Indonesia has eased restrictions on some agricultural imports after the United States complained to the World Trade Organization over Jakarta's "opaque and complex" rules, the trade ministry said.
The US first raised the issue with the trade body in January, citing Indonesia's "broad use of import licensing measures that restrict imports" on a range of agricultural products.
It criticised the licensing system, which came into force last year, as "opaque and complex", saying it was inconsistent with Indonesia's WTO obligations and was having an impact on US exports to the country.
Last month Indonesia rejected a US request for the creation of a WTO panel to settle the dispute but late Wednesday the trade ministry said it had eased the restrictions.

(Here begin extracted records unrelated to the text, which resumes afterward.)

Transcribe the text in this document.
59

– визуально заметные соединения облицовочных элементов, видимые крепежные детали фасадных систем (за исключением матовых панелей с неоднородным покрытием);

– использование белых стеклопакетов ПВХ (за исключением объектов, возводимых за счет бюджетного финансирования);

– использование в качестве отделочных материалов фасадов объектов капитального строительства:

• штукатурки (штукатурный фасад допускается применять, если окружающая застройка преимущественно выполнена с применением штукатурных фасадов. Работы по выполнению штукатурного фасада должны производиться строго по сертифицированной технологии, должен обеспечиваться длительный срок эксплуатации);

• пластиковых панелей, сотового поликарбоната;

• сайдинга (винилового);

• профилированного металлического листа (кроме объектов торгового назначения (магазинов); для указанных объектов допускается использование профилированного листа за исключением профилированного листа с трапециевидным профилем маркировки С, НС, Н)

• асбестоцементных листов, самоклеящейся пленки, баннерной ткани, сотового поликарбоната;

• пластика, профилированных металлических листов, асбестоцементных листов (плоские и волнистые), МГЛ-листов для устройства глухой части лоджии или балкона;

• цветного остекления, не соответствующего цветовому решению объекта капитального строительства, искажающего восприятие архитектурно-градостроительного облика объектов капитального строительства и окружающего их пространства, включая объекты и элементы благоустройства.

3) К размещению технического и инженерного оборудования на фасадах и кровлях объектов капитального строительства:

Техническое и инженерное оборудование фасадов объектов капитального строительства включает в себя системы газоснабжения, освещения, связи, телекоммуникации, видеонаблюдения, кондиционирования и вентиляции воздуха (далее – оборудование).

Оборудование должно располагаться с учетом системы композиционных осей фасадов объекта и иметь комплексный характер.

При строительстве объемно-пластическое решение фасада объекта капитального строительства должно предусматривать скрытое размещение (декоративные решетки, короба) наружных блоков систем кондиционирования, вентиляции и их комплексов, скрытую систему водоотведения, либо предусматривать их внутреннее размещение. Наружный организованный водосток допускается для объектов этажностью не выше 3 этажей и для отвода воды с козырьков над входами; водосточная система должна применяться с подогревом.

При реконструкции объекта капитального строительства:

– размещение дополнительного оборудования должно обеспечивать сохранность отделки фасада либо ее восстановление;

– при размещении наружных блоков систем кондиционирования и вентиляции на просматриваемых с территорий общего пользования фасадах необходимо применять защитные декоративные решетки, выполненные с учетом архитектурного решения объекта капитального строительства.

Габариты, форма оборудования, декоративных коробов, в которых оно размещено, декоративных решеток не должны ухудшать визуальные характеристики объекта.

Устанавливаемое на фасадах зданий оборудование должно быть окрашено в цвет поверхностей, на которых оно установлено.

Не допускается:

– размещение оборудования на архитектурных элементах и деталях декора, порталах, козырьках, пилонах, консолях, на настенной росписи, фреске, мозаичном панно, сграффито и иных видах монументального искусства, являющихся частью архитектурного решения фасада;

The number of horticultural products regulated has been reduced by 18, the trade ministry said in a statement, adding that the new rules came into force on Monday. It made no mention of the WTO dispute.
The import of only 39 products would now be regulated, the ministry said. Products that are no longer regulated include garlic, garlic powder, chili powder and cabbage.
For those that are still regulated, the process to apply for import permits had been simplified and could now be done online.
"We want the permit process to be simpler and administration of imports to be more orderly so that a higher degree of business certainty can be achieved," said ministry official Bachrul Chairi.
The case has put Indonesia under the spotlight at a time that former trade minister Mari Pangestu is in the running to lead the WTO, and as the country gears up to host the trade body's ministerial meeting later this year.